Thank you for this reply, Jed. It was bang on and I knew it, even though it was hard to hear at the time. I took your advice. Tried to give up 'searching' and just live life. I got into a relationship, traveled, met a bunch of people, danced, went to parties. And then I started to see how driven I was by self-hatred and shame. While I know there is no self here to love, I realized that to hate what is arising is a denial of reality. And slowly I am getting better at being with everything that happens.
As you predicted, more truth has been revealed. I have moments of complete presence and then I'm sucked back in again. I started reading your books again too and reading the line about life having no meaning on the streetcar sent me into this ecstatic freedom for a day.
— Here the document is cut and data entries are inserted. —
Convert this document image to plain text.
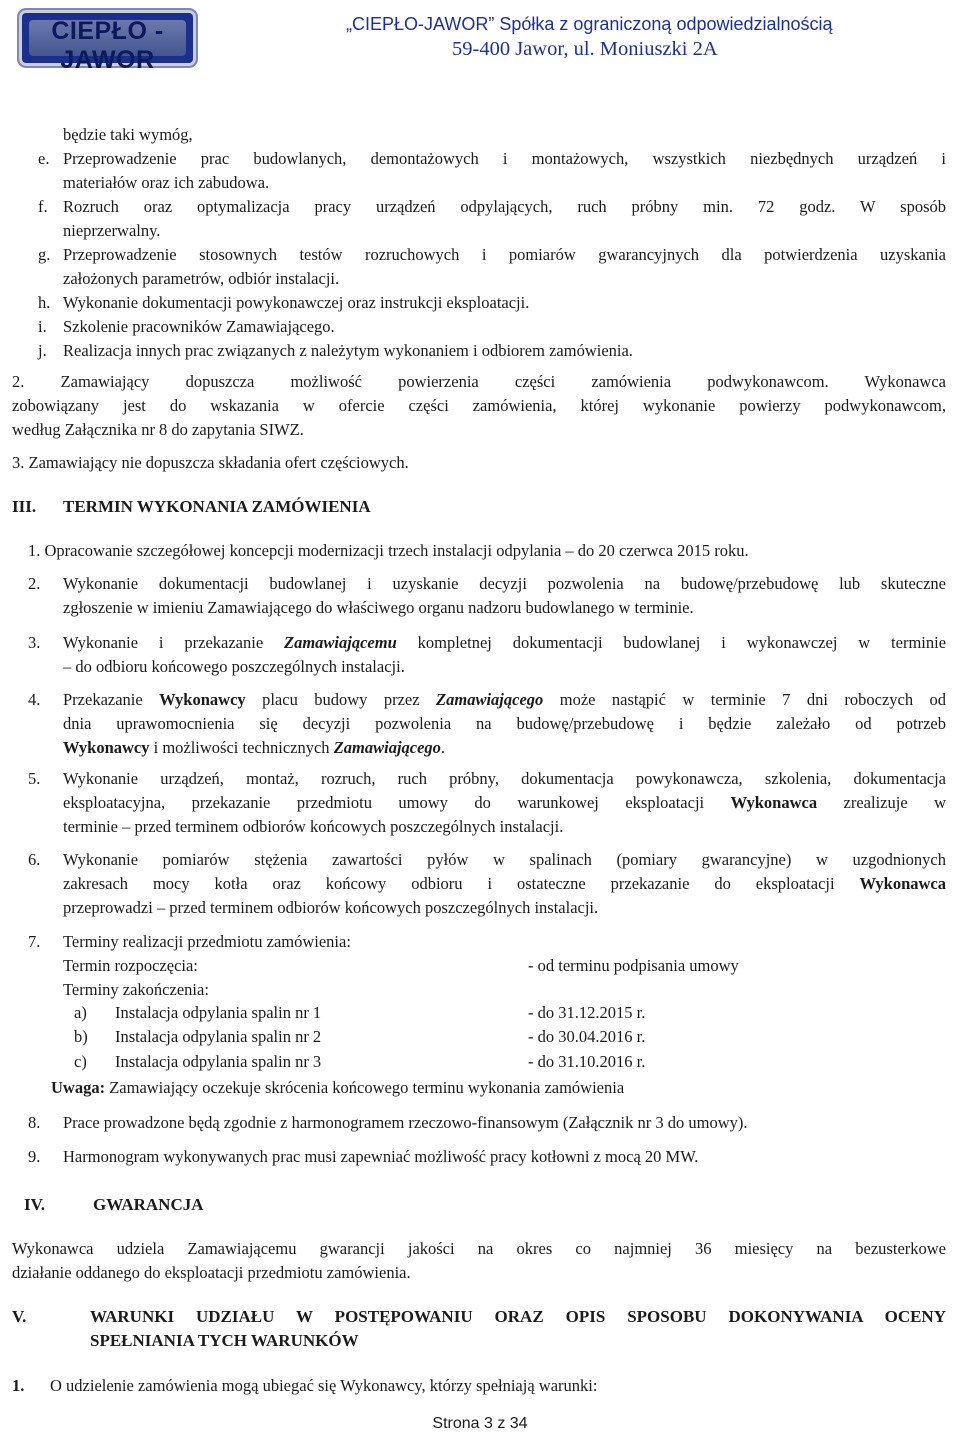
CIEPŁO - JAWOR
„CIEPŁO-JAWOR” Spółka z ograniczoną odpowiedzialnością
59-400 Jawor, ul. Moniuszki 2A
będzie taki wymóg,
e. Przeprowadzenie prac budowlanych, demontażowych i montażowych, wszystkich niezbędnych urządzeń i
materiałów oraz ich zabudowa.
f. Rozruch oraz optymalizacja pracy urządzeń odpylających, ruch próbny min. 72 godz. W sposób
nieprzerwalny.
g. Przeprowadzenie stosownych testów rozruchowych i pomiarów gwarancyjnych dla potwierdzenia uzyskania
założonych parametrów, odbiór instalacji.
h. Wykonanie dokumentacji powykonawczej oraz instrukcji eksploatacji.
i. Szkolenie pracowników Zamawiającego.
j. Realizacja innych prac związanych z należytym wykonaniem i odbiorem zamówienia.
2. Zamawiający dopuszcza możliwość powierzenia części zamówienia podwykonawcom. Wykonawca
zobowiązany jest do wskazania w ofercie części zamówienia, której wykonanie powierzy podwykonawcom,
według Załącznika nr 8 do zapytania SIWZ.
3. Zamawiający nie dopuszcza składania ofert częściowych.
III. TERMIN WYKONANIA ZAMÓWIENIA
1. Opracowanie szczegółowej koncepcji modernizacji trzech instalacji odpylania – do 20 czerwca 2015 roku.
2. Wykonanie dokumentacji budowlanej i uzyskanie decyzji pozwolenia na budowę/przebudowę lub skuteczne
zgłoszenie w imieniu Zamawiającego do właściwego organu nadzoru budowlanego w terminie.
3. Wykonanie i przekazanie Zamawiającemu kompletnej dokumentacji budowlanej i wykonawczej w terminie
– do odbioru końcowego poszczególnych instalacji.
4. Przekazanie Wykonawcy placu budowy przez Zamawiającego może nastąpić w terminie 7 dni roboczych od
dnia uprawomocnienia się decyzji pozwolenia na budowę/przebudowę i będzie zależało od potrzeb
Wykonawcy i możliwości technicznych Zamawiającego.
5. Wykonanie urządzeń, montaż, rozruch, ruch próbny, dokumentacja powykonawcza, szkolenia, dokumentacja
eksploatacyjna, przekazanie przedmiotu umowy do warunkowej eksploatacji Wykonawca zrealizuje w
terminie – przed terminem odbiorów końcowych poszczególnych instalacji.
6. Wykonanie pomiarów stężenia zawartości pyłów w spalinach (pomiary gwarancyjne) w uzgodnionych
zakresach mocy kotła oraz końcowy odbioru i ostateczne przekazanie do eksploatacji Wykonawca
przeprowadzi – przed terminem odbiorów końcowych poszczególnych instalacji.
7. Terminy realizacji przedmiotu zamówienia:
Termin rozpoczęcia:	- od terminu podpisania umowy
Terminy zakończenia:
a) Instalacja odpylania spalin nr 1	- do 31.12.2015 r.
b) Instalacja odpylania spalin nr 2	- do 30.04.2016 r.
c) Instalacja odpylania spalin nr 3	- do 31.10.2016 r.
Uwaga: Zamawiający oczekuje skrócenia końcowego terminu wykonania zamówienia
8. Prace prowadzone będą zgodnie z harmonogramem rzeczowo-finansowym (Załącznik nr 3 do umowy).
9. Harmonogram wykonywanych prac musi zapewniać możliwość pracy kotłowni z mocą 20 MW.
IV.	GWARANCJA
Wykonawca udziela Zamawiającemu gwarancji jakości na okres co najmniej 36 miesięcy na bezusterkowe
działanie oddanego do eksploatacji przedmiotu zamówienia.
V.	WARUNKI UDZIAŁU W POSTĘPOWANIU ORAZ OPIS SPOSOBU DOKONYWANIA OCENY
SPEŁNIANIA TYCH WARUNKÓW
1. O udzielenie zamówienia mogą ubiegać się Wykonawcy, którzy spełniają warunki:
Strona 3 z 34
I could see all the conditioning, habits and fear driving everyone around me, but knew I could choose to be free from it. Although it didn't last.
So I guess I'm writing to see if you have any practical advice. I have these insights, yet I know I am not free. My life is meaningless. I go to work and do a good job, because I don't know what else to do. I crave intimacy, but don't know how to relate to people anymore. My old friends and work colleagues are too caught up in striving for me to relate to. And my 'spiritual' friends seem deluded now too. I'm starting a meditation group which has no teaching and no talking, thinking maybe others who just want to be silent together might join. Short of that I'm out of ideas. Any suggestions for how to live life in this state would be appreciated.